Na badana do livro de Goliarda Sapienza, está escrito: ‘livro que conquista e choca todos os que o lêem.’ A frase incomoda-me. O livro, nem por um segundo.
Não me senti incomodado, muito menos chocado. Acompanhou-me, como poucos livros o fizeram. Deu palavras a muito do que me atravessa e a que ainda não tinha conseguido dar forma. Ri, chorei, pensei, senti, vivi intensamente, sem sair do meu quarto, onde o li.
Cheguei ao fim e, apesar das 527 páginas, não queria que acabasse. Vai deixar saudades. Foi dos livros mais impactantes que li. Um dos mais importantes também. Só alguém absolutamente livre poderia tê-lo escrito.
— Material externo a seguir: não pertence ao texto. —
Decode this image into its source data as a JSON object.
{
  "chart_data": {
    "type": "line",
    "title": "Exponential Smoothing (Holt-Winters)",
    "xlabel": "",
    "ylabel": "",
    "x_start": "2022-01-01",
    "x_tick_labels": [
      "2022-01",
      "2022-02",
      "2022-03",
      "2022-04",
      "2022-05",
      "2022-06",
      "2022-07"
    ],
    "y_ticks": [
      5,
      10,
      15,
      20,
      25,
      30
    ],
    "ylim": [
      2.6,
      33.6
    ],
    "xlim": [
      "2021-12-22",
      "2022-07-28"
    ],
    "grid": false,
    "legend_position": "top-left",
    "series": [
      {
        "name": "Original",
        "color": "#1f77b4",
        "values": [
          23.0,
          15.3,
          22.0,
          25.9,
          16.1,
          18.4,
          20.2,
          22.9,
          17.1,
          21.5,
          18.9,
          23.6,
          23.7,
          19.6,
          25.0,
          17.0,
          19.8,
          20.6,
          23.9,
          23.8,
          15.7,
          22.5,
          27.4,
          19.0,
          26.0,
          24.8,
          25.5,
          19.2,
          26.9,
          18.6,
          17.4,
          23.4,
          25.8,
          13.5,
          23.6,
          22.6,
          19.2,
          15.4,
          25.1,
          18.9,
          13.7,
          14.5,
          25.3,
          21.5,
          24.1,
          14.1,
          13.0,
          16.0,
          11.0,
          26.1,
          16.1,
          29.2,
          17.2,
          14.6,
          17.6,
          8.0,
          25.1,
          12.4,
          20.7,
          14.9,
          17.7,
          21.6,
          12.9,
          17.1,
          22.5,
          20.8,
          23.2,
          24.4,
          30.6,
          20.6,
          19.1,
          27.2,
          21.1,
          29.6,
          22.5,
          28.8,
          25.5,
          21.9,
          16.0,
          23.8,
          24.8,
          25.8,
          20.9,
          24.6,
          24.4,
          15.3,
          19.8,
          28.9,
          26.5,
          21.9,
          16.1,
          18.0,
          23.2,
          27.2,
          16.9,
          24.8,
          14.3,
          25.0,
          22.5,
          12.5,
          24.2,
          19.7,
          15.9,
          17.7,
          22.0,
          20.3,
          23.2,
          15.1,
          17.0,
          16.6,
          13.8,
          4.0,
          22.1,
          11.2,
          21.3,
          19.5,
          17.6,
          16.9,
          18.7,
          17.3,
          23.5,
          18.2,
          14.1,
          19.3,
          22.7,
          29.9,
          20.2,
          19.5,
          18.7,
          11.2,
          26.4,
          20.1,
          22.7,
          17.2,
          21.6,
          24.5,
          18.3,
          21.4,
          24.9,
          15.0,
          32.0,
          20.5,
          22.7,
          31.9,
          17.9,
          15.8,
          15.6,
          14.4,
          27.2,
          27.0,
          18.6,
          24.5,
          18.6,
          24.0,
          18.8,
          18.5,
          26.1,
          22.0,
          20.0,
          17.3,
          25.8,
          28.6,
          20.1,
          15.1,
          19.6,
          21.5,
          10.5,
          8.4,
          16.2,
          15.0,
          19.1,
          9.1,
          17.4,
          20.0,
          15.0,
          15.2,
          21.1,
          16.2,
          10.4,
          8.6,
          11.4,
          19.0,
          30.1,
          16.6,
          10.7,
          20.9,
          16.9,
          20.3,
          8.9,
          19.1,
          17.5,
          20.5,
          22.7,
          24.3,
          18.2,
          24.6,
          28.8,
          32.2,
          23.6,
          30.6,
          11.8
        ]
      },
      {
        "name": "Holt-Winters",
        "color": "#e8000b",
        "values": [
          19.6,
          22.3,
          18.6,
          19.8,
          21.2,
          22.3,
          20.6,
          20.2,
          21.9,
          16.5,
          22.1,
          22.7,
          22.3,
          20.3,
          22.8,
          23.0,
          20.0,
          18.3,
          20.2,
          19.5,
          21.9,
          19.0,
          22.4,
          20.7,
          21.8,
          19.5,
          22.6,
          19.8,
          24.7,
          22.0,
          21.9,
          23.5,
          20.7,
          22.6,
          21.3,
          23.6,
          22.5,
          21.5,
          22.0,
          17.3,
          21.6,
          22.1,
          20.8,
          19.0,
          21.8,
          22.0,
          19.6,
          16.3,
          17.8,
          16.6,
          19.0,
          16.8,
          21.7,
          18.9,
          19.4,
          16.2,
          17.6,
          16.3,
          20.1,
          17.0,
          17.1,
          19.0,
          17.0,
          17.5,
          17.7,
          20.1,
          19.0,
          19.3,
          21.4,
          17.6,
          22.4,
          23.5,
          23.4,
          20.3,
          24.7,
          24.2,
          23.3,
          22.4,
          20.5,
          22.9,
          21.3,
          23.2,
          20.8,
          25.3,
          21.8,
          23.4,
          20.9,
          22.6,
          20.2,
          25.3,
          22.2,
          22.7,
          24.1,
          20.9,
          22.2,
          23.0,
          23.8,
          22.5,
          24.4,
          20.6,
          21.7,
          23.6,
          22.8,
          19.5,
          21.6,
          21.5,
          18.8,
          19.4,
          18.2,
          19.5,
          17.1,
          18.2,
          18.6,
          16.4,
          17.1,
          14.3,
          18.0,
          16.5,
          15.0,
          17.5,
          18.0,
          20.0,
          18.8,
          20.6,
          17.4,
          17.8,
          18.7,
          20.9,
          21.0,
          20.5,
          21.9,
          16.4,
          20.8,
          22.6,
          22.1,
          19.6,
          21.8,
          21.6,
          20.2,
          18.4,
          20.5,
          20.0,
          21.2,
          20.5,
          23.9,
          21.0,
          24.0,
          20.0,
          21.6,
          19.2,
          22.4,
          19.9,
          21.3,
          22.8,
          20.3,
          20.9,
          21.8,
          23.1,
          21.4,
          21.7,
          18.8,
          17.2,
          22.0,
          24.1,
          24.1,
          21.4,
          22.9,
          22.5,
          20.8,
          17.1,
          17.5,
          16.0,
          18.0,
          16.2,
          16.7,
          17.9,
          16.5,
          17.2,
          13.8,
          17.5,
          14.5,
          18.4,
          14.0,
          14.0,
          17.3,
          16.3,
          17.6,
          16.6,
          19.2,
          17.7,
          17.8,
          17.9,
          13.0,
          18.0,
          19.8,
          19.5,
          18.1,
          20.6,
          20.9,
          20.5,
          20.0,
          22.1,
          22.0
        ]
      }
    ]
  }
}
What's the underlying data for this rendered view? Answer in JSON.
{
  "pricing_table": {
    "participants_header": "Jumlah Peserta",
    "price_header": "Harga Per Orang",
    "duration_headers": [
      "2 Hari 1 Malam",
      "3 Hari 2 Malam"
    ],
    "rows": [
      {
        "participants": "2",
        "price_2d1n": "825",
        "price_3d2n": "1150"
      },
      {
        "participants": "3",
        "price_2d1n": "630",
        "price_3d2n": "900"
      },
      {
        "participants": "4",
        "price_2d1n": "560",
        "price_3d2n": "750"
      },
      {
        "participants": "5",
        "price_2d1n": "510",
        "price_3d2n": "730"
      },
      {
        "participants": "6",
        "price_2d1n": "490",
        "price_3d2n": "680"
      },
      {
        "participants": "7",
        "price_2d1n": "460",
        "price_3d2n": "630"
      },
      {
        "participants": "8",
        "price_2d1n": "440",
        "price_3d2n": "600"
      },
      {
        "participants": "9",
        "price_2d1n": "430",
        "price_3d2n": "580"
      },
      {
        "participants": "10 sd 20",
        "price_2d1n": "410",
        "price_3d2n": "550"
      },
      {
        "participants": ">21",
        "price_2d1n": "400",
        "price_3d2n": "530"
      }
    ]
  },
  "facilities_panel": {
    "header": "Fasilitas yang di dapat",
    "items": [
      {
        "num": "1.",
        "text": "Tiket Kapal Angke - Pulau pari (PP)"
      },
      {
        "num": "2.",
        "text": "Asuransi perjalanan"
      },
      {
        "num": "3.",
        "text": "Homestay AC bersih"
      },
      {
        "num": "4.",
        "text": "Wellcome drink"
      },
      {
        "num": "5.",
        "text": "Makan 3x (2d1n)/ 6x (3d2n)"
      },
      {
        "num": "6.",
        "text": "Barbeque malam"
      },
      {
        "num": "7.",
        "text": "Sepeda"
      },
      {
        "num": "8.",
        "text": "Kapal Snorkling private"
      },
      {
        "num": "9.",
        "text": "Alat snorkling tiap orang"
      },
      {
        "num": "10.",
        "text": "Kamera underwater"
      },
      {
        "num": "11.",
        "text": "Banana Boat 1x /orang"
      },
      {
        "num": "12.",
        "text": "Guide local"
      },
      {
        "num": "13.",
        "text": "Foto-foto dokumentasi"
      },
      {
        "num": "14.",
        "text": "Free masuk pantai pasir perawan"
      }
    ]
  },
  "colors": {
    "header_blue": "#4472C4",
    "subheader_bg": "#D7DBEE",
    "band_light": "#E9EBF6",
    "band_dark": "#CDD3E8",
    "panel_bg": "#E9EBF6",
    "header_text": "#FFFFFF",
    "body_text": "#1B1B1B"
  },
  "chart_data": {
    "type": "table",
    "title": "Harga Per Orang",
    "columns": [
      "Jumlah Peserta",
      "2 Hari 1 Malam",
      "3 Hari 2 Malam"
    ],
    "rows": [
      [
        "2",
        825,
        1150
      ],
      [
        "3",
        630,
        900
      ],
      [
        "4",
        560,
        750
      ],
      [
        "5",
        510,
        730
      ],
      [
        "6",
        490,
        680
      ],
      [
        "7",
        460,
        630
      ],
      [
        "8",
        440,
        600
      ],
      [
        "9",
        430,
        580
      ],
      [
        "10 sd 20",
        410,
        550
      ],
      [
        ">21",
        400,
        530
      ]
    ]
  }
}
‘A Arte da Alegria’ é uma obra-prima. Por todos os motivos e mais alguns, literários e humanos. Cala o intelectualismo e entrega a vida na sua dimensão mais profunda e genial, sem artifícios. Que pena, durante a vida da autora, a tenham tratado tão mal. O mundo raramente é justo, mas o tempo acaba sempre por fazer o seu trabalho. São páginas assim que alimentam a minha paixão pela literatura.
Obrigado, Goliarda. Onde quer que estejas.